A coroner has pleaded for people not to swim at a West Norfolk beauty spot where a teenager drowned almost two years ago.
The warning came at the end of a four-day inquest, in which the death of 16-year-old Umar Balogun at Bawsey Pits was ruled to have been accidental, on Thursday afternoon.
A jury at the Norwich coroner’s court recorded a verdict that Umar’s death was an accident, caused by not implementing policies and procedures, a lack of training and experience and procedures not being adhered to prior to the trip and at the site.
However, coroner Jacqueline Lake said she would not be writing reports to the two companies concerned in his death, Sibelco, who owned the site, and Castlecare who ran the home where Umar was living, because of procedural changes made since the tragedy.
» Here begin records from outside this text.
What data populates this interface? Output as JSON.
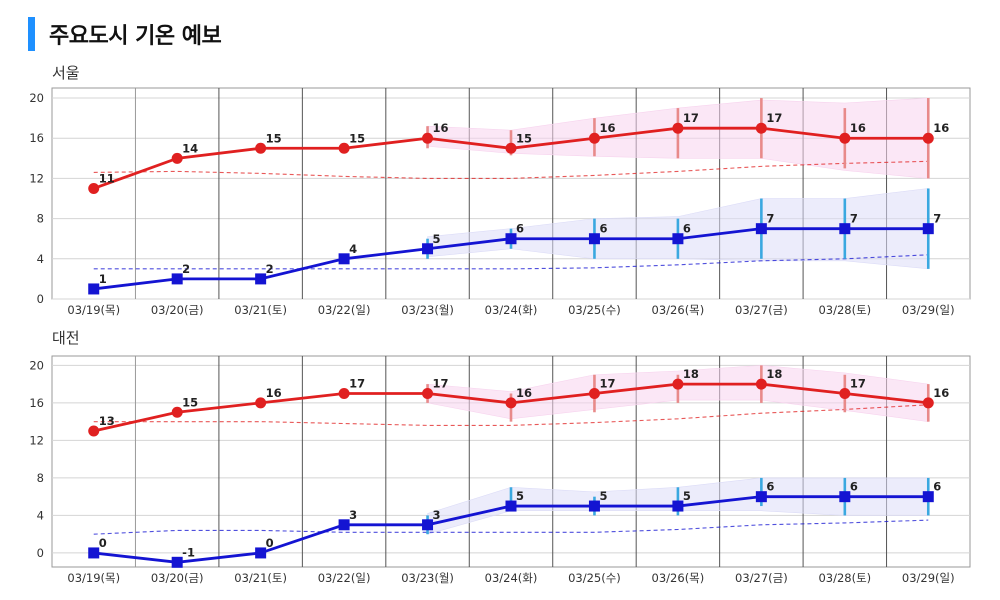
{
  "page": {
    "title": "주요도시 기온 예보"
  },
  "colors": {
    "accent": "#1e90ff",
    "high_line": "#e02020",
    "high_band": "#f7d4ee",
    "high_err": "#e88a8a",
    "low_line": "#1414d2",
    "low_band": "#dcdcf7",
    "low_err": "#3aa8e0"
  },
  "chart_data": [
    {
      "type": "line",
      "title": "서울",
      "categories": [
        "03/19(목)",
        "03/20(금)",
        "03/21(토)",
        "03/22(일)",
        "03/23(월)",
        "03/24(화)",
        "03/25(수)",
        "03/26(목)",
        "03/27(금)",
        "03/28(토)",
        "03/29(일)"
      ],
      "yticks": [
        0,
        4,
        8,
        12,
        16,
        20
      ],
      "ylim": [
        0,
        21
      ],
      "grid": true,
      "series": [
        {
          "kind": "high",
          "values": [
            11,
            14,
            15,
            15,
            16,
            15,
            16,
            17,
            17,
            16,
            16
          ],
          "labels": [
            "11",
            "14",
            "15",
            "15",
            "16",
            "15",
            "16",
            "17",
            "17",
            "16",
            "16"
          ],
          "normal": [
            12.6,
            12.7,
            12.5,
            12.2,
            12.0,
            12.0,
            12.3,
            12.7,
            13.2,
            13.5,
            13.7
          ],
          "band_upper": [
            null,
            null,
            null,
            null,
            17.2,
            16.8,
            18.0,
            19.0,
            19.8,
            19.5,
            20.0
          ],
          "band_lower": [
            null,
            null,
            null,
            null,
            15.2,
            14.5,
            14.2,
            14.0,
            14.0,
            12.8,
            12.0
          ],
          "err_upper": [
            null,
            null,
            null,
            null,
            17.2,
            16.8,
            18.0,
            19.0,
            20.0,
            19.0,
            20.0
          ],
          "err_lower": [
            null,
            null,
            null,
            null,
            15.0,
            14.3,
            14.2,
            14.0,
            14.0,
            13.0,
            12.0
          ]
        },
        {
          "kind": "low",
          "values": [
            1,
            2,
            2,
            4,
            5,
            6,
            6,
            6,
            7,
            7,
            7
          ],
          "labels": [
            "1",
            "2",
            "2",
            "4",
            "5",
            "6",
            "6",
            "6",
            "7",
            "7",
            "7"
          ],
          "normal": [
            3.0,
            3.0,
            3.0,
            3.0,
            3.0,
            3.0,
            3.1,
            3.4,
            3.8,
            4.0,
            4.4
          ],
          "band_upper": [
            null,
            null,
            null,
            null,
            6.2,
            7.0,
            8.0,
            8.2,
            10.0,
            10.0,
            11.0
          ],
          "band_lower": [
            null,
            null,
            null,
            null,
            4.2,
            5.0,
            4.0,
            4.0,
            3.8,
            3.8,
            3.0
          ],
          "err_upper": [
            null,
            null,
            null,
            null,
            6.0,
            7.0,
            8.0,
            8.0,
            10.0,
            10.0,
            11.0
          ],
          "err_lower": [
            null,
            null,
            null,
            null,
            4.0,
            5.0,
            4.0,
            4.0,
            4.0,
            4.0,
            3.0
          ]
        }
      ]
    },
    {
      "type": "line",
      "title": "대전",
      "categories": [
        "03/19(목)",
        "03/20(금)",
        "03/21(토)",
        "03/22(일)",
        "03/23(월)",
        "03/24(화)",
        "03/25(수)",
        "03/26(목)",
        "03/27(금)",
        "03/28(토)",
        "03/29(일)"
      ],
      "yticks": [
        0,
        4,
        8,
        12,
        16,
        20
      ],
      "ylim": [
        -1.5,
        21
      ],
      "grid": true,
      "series": [
        {
          "kind": "high",
          "values": [
            13,
            15,
            16,
            17,
            17,
            16,
            17,
            18,
            18,
            17,
            16
          ],
          "labels": [
            "13",
            "15",
            "16",
            "17",
            "17",
            "16",
            "17",
            "18",
            "18",
            "17",
            "16"
          ],
          "normal": [
            14.0,
            14.0,
            14.0,
            13.8,
            13.6,
            13.6,
            13.9,
            14.3,
            14.9,
            15.3,
            15.8
          ],
          "band_upper": [
            null,
            null,
            null,
            null,
            18.0,
            17.2,
            19.0,
            19.4,
            20.0,
            19.2,
            18.0
          ],
          "band_lower": [
            null,
            null,
            null,
            null,
            16.0,
            14.3,
            15.3,
            16.3,
            16.3,
            15.2,
            14.0
          ],
          "err_upper": [
            null,
            null,
            null,
            null,
            18.0,
            17.0,
            19.0,
            19.0,
            20.0,
            19.0,
            18.0
          ],
          "err_lower": [
            null,
            null,
            null,
            null,
            16.0,
            14.0,
            15.0,
            16.0,
            16.0,
            15.0,
            14.0
          ]
        },
        {
          "kind": "low",
          "values": [
            0,
            -1,
            0,
            3,
            3,
            5,
            5,
            5,
            6,
            6,
            6
          ],
          "labels": [
            "0",
            "-1",
            "0",
            "3",
            "3",
            "5",
            "5",
            "5",
            "6",
            "6",
            "6"
          ],
          "normal": [
            2.0,
            2.4,
            2.4,
            2.2,
            2.2,
            2.2,
            2.2,
            2.5,
            3.0,
            3.2,
            3.5
          ],
          "band_upper": [
            null,
            null,
            null,
            null,
            4.2,
            7.0,
            6.5,
            7.0,
            8.0,
            8.0,
            8.0
          ],
          "band_lower": [
            null,
            null,
            null,
            null,
            2.0,
            4.5,
            4.5,
            4.5,
            4.5,
            4.0,
            4.0
          ],
          "err_upper": [
            null,
            null,
            null,
            null,
            4.0,
            7.0,
            6.0,
            7.0,
            8.0,
            8.0,
            8.0
          ],
          "err_lower": [
            null,
            null,
            null,
            null,
            2.0,
            4.5,
            4.0,
            4.0,
            5.0,
            4.0,
            4.0
          ]
        }
      ]
    }
  ]
}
But she added: “I sincerely hope that following this tragedy, that members of the public seriously think before entering these lakes however attractive and benign they may seem, as they clearly are not benign.”
“I am satisfied that Sibelco has taken steps and continues to do what it can to warn people of the dangers of the lakes.”
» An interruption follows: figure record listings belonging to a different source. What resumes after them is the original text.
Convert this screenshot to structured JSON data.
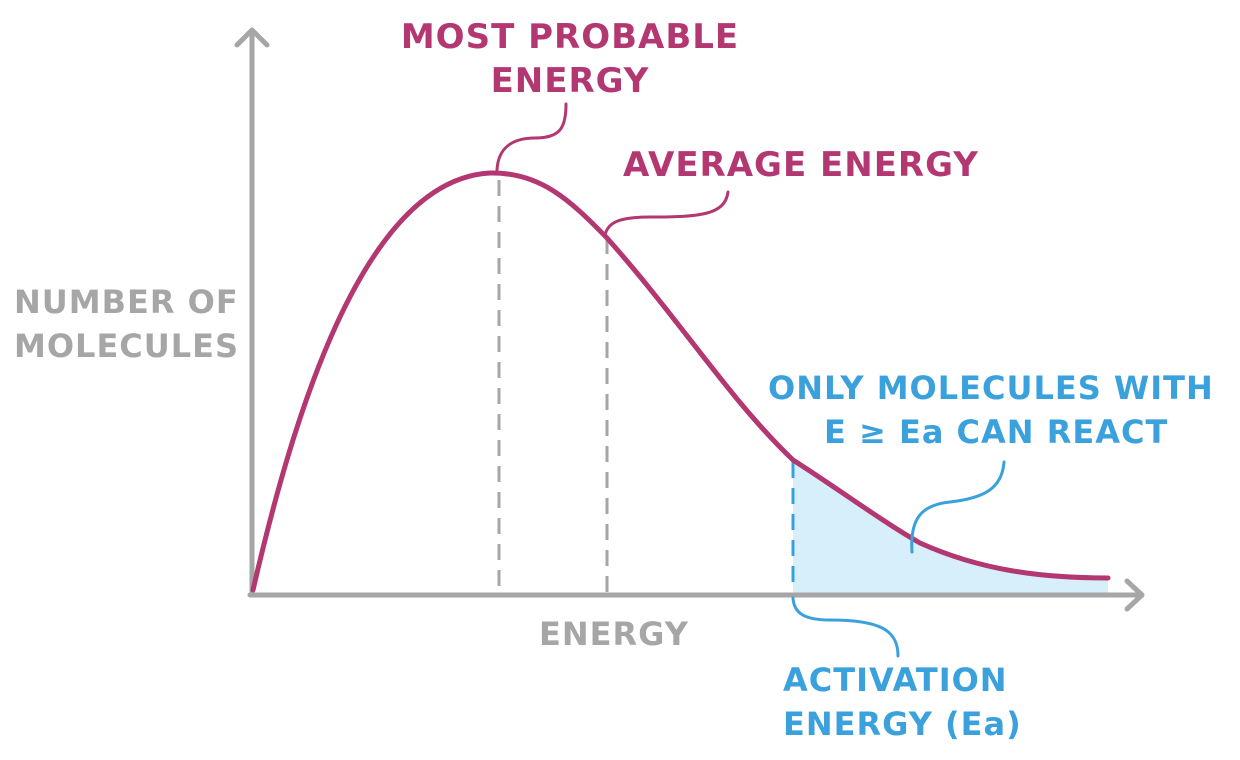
{
  "colors": {
    "curve": "#b33770",
    "axis": "#a6a6a6",
    "highlight": "#3aa1dc",
    "shade": "#d6effb"
  },
  "labels": {
    "most_probable": [
      "MOST PROBABLE",
      "ENERGY"
    ],
    "average": "AVERAGE ENERGY",
    "y_axis": [
      "NUMBER OF",
      "MOLECULES"
    ],
    "x_axis": "ENERGY",
    "only_molecules": [
      "ONLY MOLECULES WITH",
      "E ≥ Ea CAN REACT"
    ],
    "activation": [
      "ACTIVATION",
      "ENERGY (Ea)"
    ]
  }
}
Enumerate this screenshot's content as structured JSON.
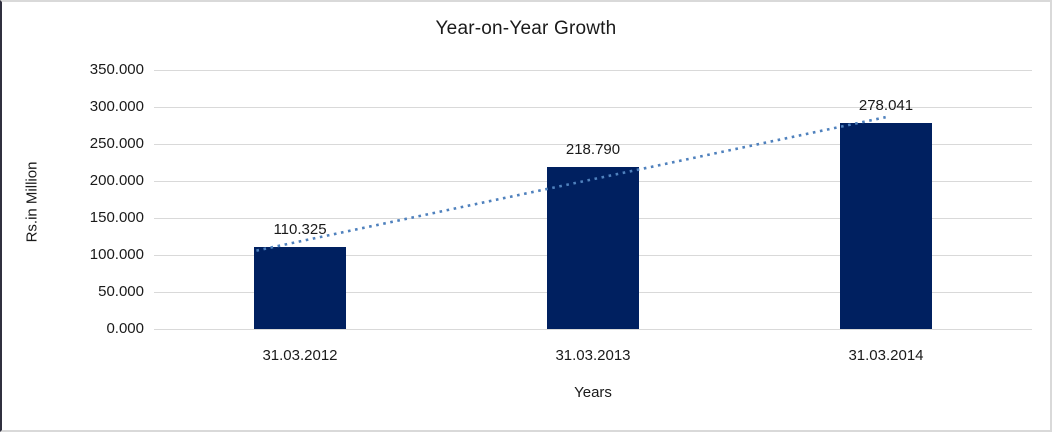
{
  "chart_data": {
    "type": "bar",
    "title": "Year-on-Year Growth",
    "categories": [
      "31.03.2012",
      "31.03.2013",
      "31.03.2014"
    ],
    "series": [
      {
        "name": "Rs.in Million",
        "values": [
          110.325,
          218.79,
          278.041
        ]
      }
    ],
    "data_labels": [
      "110.325",
      "218.790",
      "278.041"
    ],
    "xlabel": "Years",
    "ylabel": "Rs.in Million",
    "ylim": [
      0,
      350
    ],
    "ytick_step": 50,
    "ytick_labels": [
      "0.000",
      "50.000",
      "100.000",
      "150.000",
      "200.000",
      "250.000",
      "300.000",
      "350.000"
    ],
    "grid": true,
    "legend": "none",
    "trendline": {
      "type": "linear",
      "style": "dotted"
    },
    "colors": {
      "bar": "#002060",
      "trendline": "#4f81bd",
      "gridline": "#d9d9d9",
      "frame_border": "#d9d9d9",
      "frame_border_left": "#30303f",
      "text": "#1a1a1a"
    }
  }
}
During the inquest, jurors heard that risk assessments concluded Umar should only swim where lifeguards were present.
But the manager of the care home responsible for him at the time of his death failed to read the risk assessment before the trip to Bawsey on July 16, 2013, or check where he, another resident and two members of staff were going to.
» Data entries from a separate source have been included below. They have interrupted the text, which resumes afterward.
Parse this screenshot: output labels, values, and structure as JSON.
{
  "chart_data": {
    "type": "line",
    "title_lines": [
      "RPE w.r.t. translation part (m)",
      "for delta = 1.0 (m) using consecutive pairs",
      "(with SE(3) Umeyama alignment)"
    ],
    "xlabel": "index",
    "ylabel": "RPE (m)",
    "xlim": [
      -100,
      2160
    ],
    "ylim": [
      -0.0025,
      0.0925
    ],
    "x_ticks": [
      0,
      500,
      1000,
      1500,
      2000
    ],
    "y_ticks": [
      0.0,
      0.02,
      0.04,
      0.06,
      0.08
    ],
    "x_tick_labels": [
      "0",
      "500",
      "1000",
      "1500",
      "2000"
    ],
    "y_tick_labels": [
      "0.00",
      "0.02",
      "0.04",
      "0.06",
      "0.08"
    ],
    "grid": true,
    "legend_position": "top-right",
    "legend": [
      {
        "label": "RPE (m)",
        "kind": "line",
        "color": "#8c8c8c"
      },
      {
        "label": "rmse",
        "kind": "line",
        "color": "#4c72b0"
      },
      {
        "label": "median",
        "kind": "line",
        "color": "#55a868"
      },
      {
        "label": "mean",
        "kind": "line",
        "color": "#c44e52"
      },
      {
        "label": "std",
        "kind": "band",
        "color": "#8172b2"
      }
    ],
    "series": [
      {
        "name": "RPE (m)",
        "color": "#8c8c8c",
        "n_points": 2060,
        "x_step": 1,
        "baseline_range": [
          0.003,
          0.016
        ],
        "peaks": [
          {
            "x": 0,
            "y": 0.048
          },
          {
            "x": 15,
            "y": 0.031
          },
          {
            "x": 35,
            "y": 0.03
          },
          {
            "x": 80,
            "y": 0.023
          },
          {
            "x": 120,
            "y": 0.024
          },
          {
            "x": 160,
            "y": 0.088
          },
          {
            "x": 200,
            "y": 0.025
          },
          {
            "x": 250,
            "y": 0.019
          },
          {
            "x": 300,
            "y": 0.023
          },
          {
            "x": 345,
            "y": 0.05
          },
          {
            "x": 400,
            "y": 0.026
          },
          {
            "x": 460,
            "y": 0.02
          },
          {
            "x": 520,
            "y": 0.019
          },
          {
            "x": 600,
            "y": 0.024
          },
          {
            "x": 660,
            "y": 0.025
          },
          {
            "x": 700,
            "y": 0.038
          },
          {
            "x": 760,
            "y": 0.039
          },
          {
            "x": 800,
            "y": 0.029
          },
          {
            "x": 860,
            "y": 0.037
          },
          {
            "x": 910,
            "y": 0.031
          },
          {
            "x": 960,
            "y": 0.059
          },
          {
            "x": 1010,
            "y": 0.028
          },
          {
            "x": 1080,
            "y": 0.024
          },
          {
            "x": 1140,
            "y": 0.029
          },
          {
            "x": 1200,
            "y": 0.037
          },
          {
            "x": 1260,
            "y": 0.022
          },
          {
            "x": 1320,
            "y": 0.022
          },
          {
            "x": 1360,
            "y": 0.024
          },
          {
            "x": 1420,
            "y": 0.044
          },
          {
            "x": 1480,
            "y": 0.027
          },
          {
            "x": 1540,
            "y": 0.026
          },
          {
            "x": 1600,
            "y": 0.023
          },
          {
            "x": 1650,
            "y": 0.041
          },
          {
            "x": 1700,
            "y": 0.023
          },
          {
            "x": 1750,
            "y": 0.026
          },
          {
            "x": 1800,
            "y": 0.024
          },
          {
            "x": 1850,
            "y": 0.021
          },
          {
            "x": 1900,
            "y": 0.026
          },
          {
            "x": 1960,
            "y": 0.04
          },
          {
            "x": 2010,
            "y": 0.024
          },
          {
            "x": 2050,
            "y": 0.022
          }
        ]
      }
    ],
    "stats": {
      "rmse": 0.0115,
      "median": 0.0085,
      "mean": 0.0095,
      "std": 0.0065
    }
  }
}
She said that she would not have authorised the trip if she had done so.
The jury also heard that the two members of care home staff who accompanied Umar and another care home resident to the lakes were not fully qualified or experienced.
Vander Cawley had not passed her probation period with Castlecare and Kevin Roweth had not worked with children in care before he started at Castle Lodge just three weeks earlier.
Manager Lyana Sinclair-Russell started at the home on the same day as Mr Roweth, and was supposed to have a two-week induction with outgoing manager Michelle Batchelor.
But it only lasted three days as Ms Batchelor was called away to another care home.
Following the tragedy, Ofsted launched an investigation into the care home and on July 22 issued two compliance notices for breaching children’s home regulations, relating to lack of qualified staff and protecting children from risk during activities.
During a subsequent Ofsted monitoring visit, the home upheld the notices, but on August 30, Castle Lodge cancelled its registration with Ofsted and the home was closed down.
Castlecare also carried out its own investigation into the deaths, and Ms Cawley and Mr Roweth are still being investigated by the Health and Safety Executive.